Although no campus buildings, stadiums, or halls bear his name today, John Sephus McGhee, Southeast’s relatively obscure sixth president nevertheless shaped our school in familiar and recognizable ways.
Like Willard Vandiver before him, John McGhee taught on the faculty before assuming the presidency in 1897, the last professor to do so. A mathematics instructor by trade, McGhee also served simultaneously as the institution’s vice-president for a time, until the regents appointed him president after Vandiver’s resignation.
Within two brief years, McGhee implemented a “practice school” for “student teaching.” This practice school operated like a regular public school, with Southeast students teaching first through eighth grades under the supervision of a cooperating teacher. What we call “student teachers,” these “pupil teachers” assumed responsibility for the curriculum, instruction, and classroom management of a real class before earning their certificate.

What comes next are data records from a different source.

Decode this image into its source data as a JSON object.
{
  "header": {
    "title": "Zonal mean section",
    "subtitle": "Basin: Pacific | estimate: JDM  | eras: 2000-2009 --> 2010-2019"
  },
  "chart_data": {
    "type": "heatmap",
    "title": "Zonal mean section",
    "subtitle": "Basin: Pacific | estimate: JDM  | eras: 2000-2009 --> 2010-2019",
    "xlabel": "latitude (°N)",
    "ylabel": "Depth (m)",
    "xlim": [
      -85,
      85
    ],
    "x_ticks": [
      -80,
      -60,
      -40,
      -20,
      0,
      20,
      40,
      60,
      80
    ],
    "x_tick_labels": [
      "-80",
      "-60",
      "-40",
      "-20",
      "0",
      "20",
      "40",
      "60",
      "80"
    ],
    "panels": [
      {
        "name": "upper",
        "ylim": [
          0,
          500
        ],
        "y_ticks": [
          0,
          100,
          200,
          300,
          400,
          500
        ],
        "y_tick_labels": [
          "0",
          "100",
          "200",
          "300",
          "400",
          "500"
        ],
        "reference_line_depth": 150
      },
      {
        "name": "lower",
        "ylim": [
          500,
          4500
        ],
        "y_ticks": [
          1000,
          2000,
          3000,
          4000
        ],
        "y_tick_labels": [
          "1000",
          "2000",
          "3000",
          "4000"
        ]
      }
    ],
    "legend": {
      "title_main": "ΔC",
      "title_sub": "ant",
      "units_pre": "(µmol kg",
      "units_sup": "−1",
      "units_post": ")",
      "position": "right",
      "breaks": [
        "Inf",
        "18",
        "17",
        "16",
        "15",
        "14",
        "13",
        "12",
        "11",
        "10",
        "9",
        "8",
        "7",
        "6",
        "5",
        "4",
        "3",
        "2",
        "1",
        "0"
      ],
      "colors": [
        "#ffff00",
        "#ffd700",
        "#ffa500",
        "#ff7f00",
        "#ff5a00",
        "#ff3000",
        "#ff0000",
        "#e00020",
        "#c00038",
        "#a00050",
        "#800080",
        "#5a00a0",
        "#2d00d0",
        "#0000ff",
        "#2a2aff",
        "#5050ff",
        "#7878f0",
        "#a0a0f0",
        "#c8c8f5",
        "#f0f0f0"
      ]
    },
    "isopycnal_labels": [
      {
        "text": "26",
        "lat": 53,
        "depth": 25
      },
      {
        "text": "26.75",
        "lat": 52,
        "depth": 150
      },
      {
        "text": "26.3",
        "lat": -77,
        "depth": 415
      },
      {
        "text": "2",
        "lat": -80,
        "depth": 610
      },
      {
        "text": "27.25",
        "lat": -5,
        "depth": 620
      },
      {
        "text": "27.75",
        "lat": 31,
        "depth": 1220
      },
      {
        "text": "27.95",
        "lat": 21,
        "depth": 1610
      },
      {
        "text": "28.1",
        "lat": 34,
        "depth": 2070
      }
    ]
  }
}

President McGhee likewise initiated “summer school” in 1897 with 26 overachieving students taking advantage that first session.
Prior to this time, students grade levels were designated as D, C, B and A. The McGhee administration replaced these with the modern terms freshman, sophomore, junior, and senior.

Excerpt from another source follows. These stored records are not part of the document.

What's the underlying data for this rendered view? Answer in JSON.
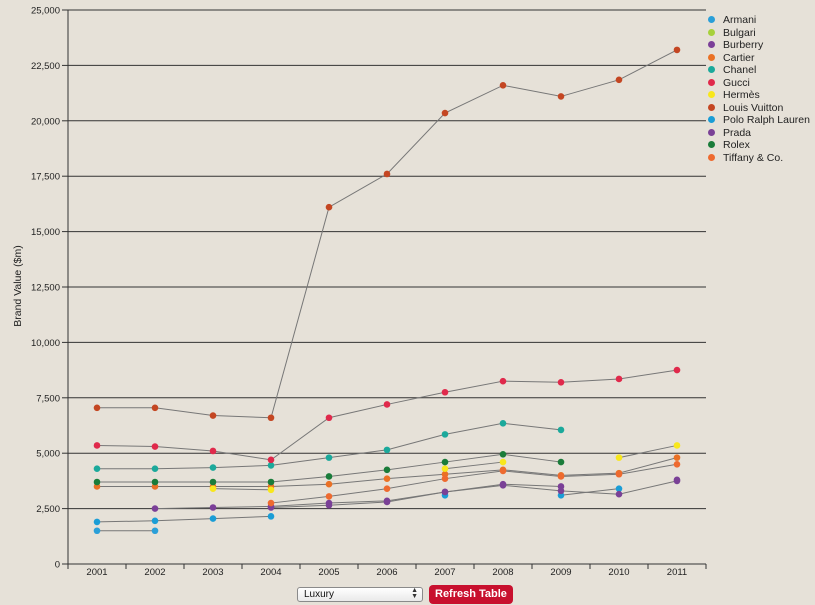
{
  "chart_data": {
    "type": "line",
    "title": "",
    "xlabel": "",
    "ylabel": "Brand Value ($m)",
    "ylim": [
      0,
      25000
    ],
    "yticks": [
      0,
      2500,
      5000,
      7500,
      10000,
      12500,
      15000,
      17500,
      20000,
      22500,
      25000
    ],
    "ytick_labels": [
      "0",
      "2,500",
      "5,000",
      "7,500",
      "10,000",
      "12,500",
      "15,000",
      "17,500",
      "20,000",
      "22,500",
      "25,000"
    ],
    "categories": [
      "2001",
      "2002",
      "2003",
      "2004",
      "2005",
      "2006",
      "2007",
      "2008",
      "2009",
      "2010",
      "2011"
    ],
    "grid": "horizontal",
    "legend_position": "top-right",
    "series": [
      {
        "name": "Armani",
        "color": "#2a9fd8",
        "values": [
          1500,
          1500,
          null,
          null,
          null,
          null,
          null,
          null,
          null,
          null,
          null
        ]
      },
      {
        "name": "Bulgari",
        "color": "#a7d13b",
        "values": [
          null,
          null,
          null,
          null,
          null,
          null,
          null,
          null,
          null,
          null,
          null
        ]
      },
      {
        "name": "Burberry",
        "color": "#7b3f98",
        "values": [
          null,
          2500,
          2550,
          2600,
          2750,
          2850,
          3250,
          3600,
          3500,
          null,
          3800
        ]
      },
      {
        "name": "Cartier",
        "color": "#ea7125",
        "values": [
          3500,
          3500,
          3500,
          3500,
          3600,
          3850,
          4050,
          4250,
          4000,
          4100,
          4800
        ]
      },
      {
        "name": "Chanel",
        "color": "#1ba99b",
        "values": [
          4300,
          4300,
          4350,
          4450,
          4800,
          5150,
          5850,
          6350,
          6050,
          null,
          null
        ]
      },
      {
        "name": "Gucci",
        "color": "#e0294b",
        "values": [
          5350,
          5300,
          5100,
          4700,
          6600,
          7200,
          7750,
          8250,
          8200,
          8350,
          8750
        ]
      },
      {
        "name": "Hermès",
        "color": "#f8e71c",
        "values": [
          null,
          null,
          3400,
          3350,
          null,
          null,
          4300,
          4600,
          null,
          4800,
          5350
        ]
      },
      {
        "name": "Louis Vuitton",
        "color": "#c44622",
        "values": [
          7050,
          7050,
          6700,
          6600,
          16100,
          17600,
          20350,
          21600,
          21100,
          21850,
          23200
        ]
      },
      {
        "name": "Polo Ralph Lauren",
        "color": "#1a9dd6",
        "values": [
          1900,
          1950,
          2050,
          2150,
          null,
          null,
          3100,
          null,
          3100,
          3400,
          null
        ]
      },
      {
        "name": "Prada",
        "color": "#7a4196",
        "values": [
          null,
          null,
          null,
          2550,
          2650,
          2800,
          3250,
          3550,
          3300,
          3150,
          3750
        ]
      },
      {
        "name": "Rolex",
        "color": "#1a7c3a",
        "values": [
          3700,
          3700,
          3700,
          3700,
          3950,
          4250,
          4600,
          4950,
          4600,
          null,
          null
        ]
      },
      {
        "name": "Tiffany & Co.",
        "color": "#ee6a2f",
        "values": [
          null,
          null,
          null,
          2750,
          3050,
          3400,
          3850,
          4200,
          3950,
          4050,
          4500
        ]
      }
    ]
  },
  "controls": {
    "select_value": "Luxury",
    "refresh_label": "Refresh Table"
  }
}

And although unable to see the projects to fruition, President McGhee envisioned a college role in student housing. His plans – that eventually involved land purchases – indirectly led to Albert Hall and Leming Hall dormitories almost a decade later.
Despite such a promising start, McGhee’s tenure ended somewhat abruptly in 1899 when the Board of Regents voted not to rehire him, in favor of his replacement Washington Dearmont.